We consider a stateless ‘amnesiac’ variant of the stateful distributed network flooding algorithm, expanding on our conference papers [PODC’19, STACS’20]. Flooding begins with a set of source ‘initial’ nodes I seeking to broadcast a message M in rounds, in a network represented by an undirected graph (G, E) with set of nodes G and edges E. In every round, nodes with M send M to all neighbours from which they did not receive M in the previous round. Nodes do not remember earlier rounds, raising the possibility that M circulates indefinitely. Stateful flooding overcomes this by nodes recording every message circulated and ignoring M if received again. This overhead was assumed to be necessary. We show that almost optimal broadcast can still be achieved without this overhead. We prove that amnesiac flooding terminates on every finite graph and derive sharp bounds for termination times.
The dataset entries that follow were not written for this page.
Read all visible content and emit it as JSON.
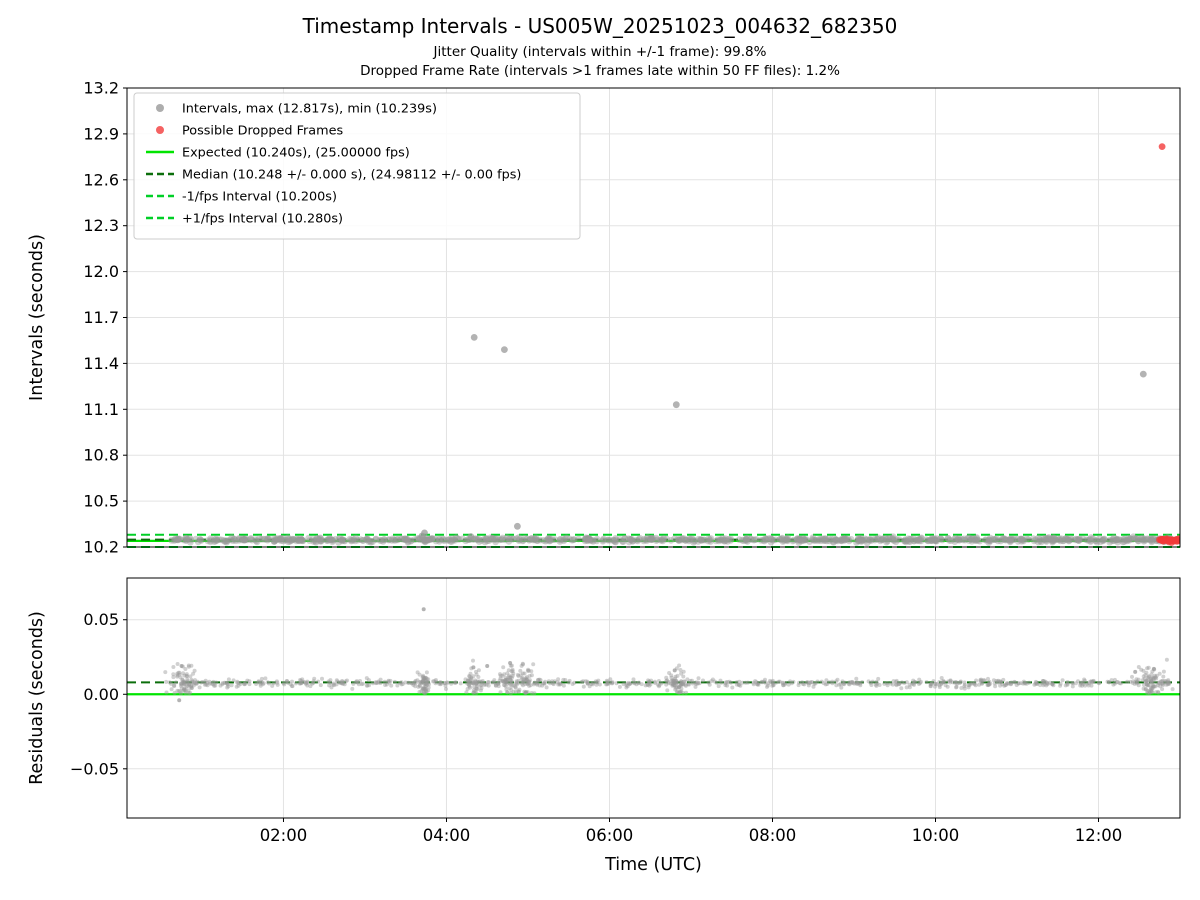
{
  "figure": {
    "title": "Timestamp Intervals - US005W_20251023_004632_682350",
    "subtitle_line1": "Jitter Quality (intervals within +/-1 frame): 99.8%",
    "subtitle_line2": "Dropped Frame Rate (intervals >1 frames late within 50 FF files): 1.2%"
  },
  "colors": {
    "point_gray": "#999999",
    "point_red": "#f23b3b",
    "expected_line": "#00e400",
    "median_line": "#0b6e0b",
    "fps_line": "#00cf26",
    "grid": "#e3e3e3",
    "axis": "#000000",
    "legend_border": "#cccccc"
  },
  "chart_data": [
    {
      "id": "intervals",
      "type": "scatter",
      "ylabel": "Intervals (seconds)",
      "ylim": [
        10.2,
        13.2
      ],
      "ytick_values": [
        10.2,
        10.5,
        10.8,
        11.1,
        11.4,
        11.7,
        12.0,
        12.3,
        12.6,
        12.9,
        13.2
      ],
      "ytick_labels": [
        "10.2",
        "10.5",
        "10.8",
        "11.1",
        "11.4",
        "11.7",
        "12.0",
        "12.3",
        "12.6",
        "12.9",
        "13.2"
      ],
      "xlim_hours": [
        0.08,
        13.0
      ],
      "xtick_hours": [
        2,
        4,
        6,
        8,
        10,
        12
      ],
      "xtick_labels": [
        "02:00",
        "04:00",
        "06:00",
        "08:00",
        "10:00",
        "12:00"
      ],
      "grid": true,
      "legend_position": "upper-left",
      "legend": [
        {
          "label": "Intervals, max (12.817s), min (10.239s)",
          "marker": "dot",
          "color_key": "point_gray"
        },
        {
          "label": "Possible Dropped Frames",
          "marker": "dot",
          "color_key": "point_red"
        },
        {
          "label": "Expected (10.240s), (25.00000 fps)",
          "marker": "solid-line",
          "color_key": "expected_line"
        },
        {
          "label": "Median (10.248 +/- 0.000 s), (24.98112 +/- 0.00 fps)",
          "marker": "dashed-line",
          "color_key": "median_line"
        },
        {
          "label": "-1/fps Interval (10.200s)",
          "marker": "dashed-line",
          "color_key": "fps_line"
        },
        {
          "label": "+1/fps Interval (10.280s)",
          "marker": "dashed-line",
          "color_key": "fps_line"
        }
      ],
      "reference_lines": [
        {
          "name": "expected",
          "value": 10.24,
          "style": "solid",
          "color_key": "expected_line",
          "width": 2.2
        },
        {
          "name": "median",
          "value": 10.248,
          "style": "dashed",
          "color_key": "median_line",
          "width": 2
        },
        {
          "name": "minus-1fps-interval",
          "value": 10.2,
          "style": "dashed",
          "color_key": "fps_line",
          "width": 2
        },
        {
          "name": "plus-1fps-interval",
          "value": 10.28,
          "style": "dashed",
          "color_key": "fps_line",
          "width": 2
        }
      ],
      "series": [
        {
          "name": "interval-band",
          "kind": "band",
          "color_key": "point_gray",
          "t_range": [
            0.62,
            12.9
          ],
          "center": 10.247,
          "spread": 0.007,
          "count": 850
        },
        {
          "name": "dropped-frames-band",
          "kind": "band",
          "color_key": "point_red",
          "t_range": [
            12.74,
            12.99
          ],
          "center": 10.243,
          "spread": 0.006,
          "count": 45
        }
      ],
      "points_gray": [
        [
          4.34,
          11.57
        ],
        [
          4.71,
          11.49
        ],
        [
          6.82,
          11.13
        ],
        [
          12.55,
          11.33
        ],
        [
          3.73,
          10.292
        ],
        [
          4.87,
          10.335
        ],
        [
          3.7,
          10.272
        ],
        [
          4.3,
          10.268
        ]
      ],
      "points_red": [
        [
          12.78,
          12.817
        ]
      ],
      "stats": {
        "max_s": 12.817,
        "min_s": 10.239,
        "expected_s": 10.24,
        "expected_fps": 25.0,
        "median_s": 10.248,
        "median_fps": 24.98112,
        "minus_1fps_s": 10.2,
        "plus_1fps_s": 10.28,
        "jitter_quality_pct": 99.8,
        "dropped_frame_rate_pct": 1.2
      }
    },
    {
      "id": "residuals",
      "type": "scatter",
      "ylabel": "Residuals (seconds)",
      "xlabel": "Time (UTC)",
      "ylim": [
        -0.083,
        0.078
      ],
      "ytick_values": [
        -0.05,
        0.0,
        0.05
      ],
      "ytick_labels": [
        "−0.05",
        "0.00",
        "0.05"
      ],
      "xlim_hours": [
        0.08,
        13.0
      ],
      "xtick_hours": [
        2,
        4,
        6,
        8,
        10,
        12
      ],
      "xtick_labels": [
        "02:00",
        "04:00",
        "06:00",
        "08:00",
        "10:00",
        "12:00"
      ],
      "grid": true,
      "reference_lines": [
        {
          "name": "expected-residual",
          "value": 0.0,
          "style": "solid",
          "color_key": "expected_line",
          "width": 2.2
        },
        {
          "name": "median-residual",
          "value": 0.008,
          "style": "dashed",
          "color_key": "median_line",
          "width": 2
        }
      ],
      "series": [
        {
          "name": "residual-baseline",
          "kind": "band",
          "color_key": "point_gray",
          "t_range": [
            0.62,
            12.9
          ],
          "center": 0.0075,
          "spread": 0.0012,
          "count": 750
        },
        {
          "name": "cluster-0045",
          "kind": "cluster",
          "color_key": "point_gray",
          "t_center": 0.78,
          "t_spread": 0.18,
          "v_center": 0.008,
          "v_spread": 0.006,
          "count": 70
        },
        {
          "name": "cluster-0345",
          "kind": "cluster",
          "color_key": "point_gray",
          "t_center": 3.72,
          "t_spread": 0.07,
          "v_center": 0.008,
          "v_spread": 0.005,
          "count": 55
        },
        {
          "name": "cluster-0420",
          "kind": "cluster",
          "color_key": "point_gray",
          "t_center": 4.33,
          "t_spread": 0.09,
          "v_center": 0.008,
          "v_spread": 0.005,
          "count": 45
        },
        {
          "name": "cluster-0445",
          "kind": "cluster",
          "color_key": "point_gray",
          "t_center": 4.78,
          "t_spread": 0.13,
          "v_center": 0.008,
          "v_spread": 0.006,
          "count": 55
        },
        {
          "name": "cluster-0500",
          "kind": "cluster",
          "color_key": "point_gray",
          "t_center": 4.98,
          "t_spread": 0.08,
          "v_center": 0.009,
          "v_spread": 0.006,
          "count": 35
        },
        {
          "name": "cluster-0650",
          "kind": "cluster",
          "color_key": "point_gray",
          "t_center": 6.84,
          "t_spread": 0.1,
          "v_center": 0.008,
          "v_spread": 0.005,
          "count": 45
        },
        {
          "name": "cluster-1230",
          "kind": "cluster",
          "color_key": "point_gray",
          "t_center": 12.62,
          "t_spread": 0.2,
          "v_center": 0.008,
          "v_spread": 0.005,
          "count": 70
        }
      ],
      "points_gray": [
        [
          3.72,
          0.057
        ],
        [
          0.72,
          -0.004
        ],
        [
          0.75,
          0.019
        ],
        [
          4.5,
          0.019
        ],
        [
          4.78,
          0.021
        ],
        [
          6.8,
          0.016
        ],
        [
          4.33,
          0.018
        ],
        [
          12.68,
          0.017
        ],
        [
          12.45,
          0.015
        ]
      ],
      "points_red": []
    }
  ]
}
Define (G, E) to be I-bipartite if the quotient graph, contracting all nodes in I to a single node, is bipartite. We prove that, if d is the diameter and e(I) the eccentricity of the set I, flooding terminates in e(I) rounds if (G, E) is I-bipartite and j rounds with e(I) < j ≤ e(I) + d+ 1 ≤ 2 d+ 1 if (G, E) is non I-bipartite. The separation in the termination times can be used for distributed discovery of topologies/distances in graphs. Termination is guaranteed if edges are lost during flooding but not, in general, if there is a delay at an edge. However, the cases of single-edge fixed delays of duration τ rounds in single-source bipartite graphs terminate by round 2 d+ τ- 1 , and all cases of multiple-edge fixed delays in multiple-source cycles terminate.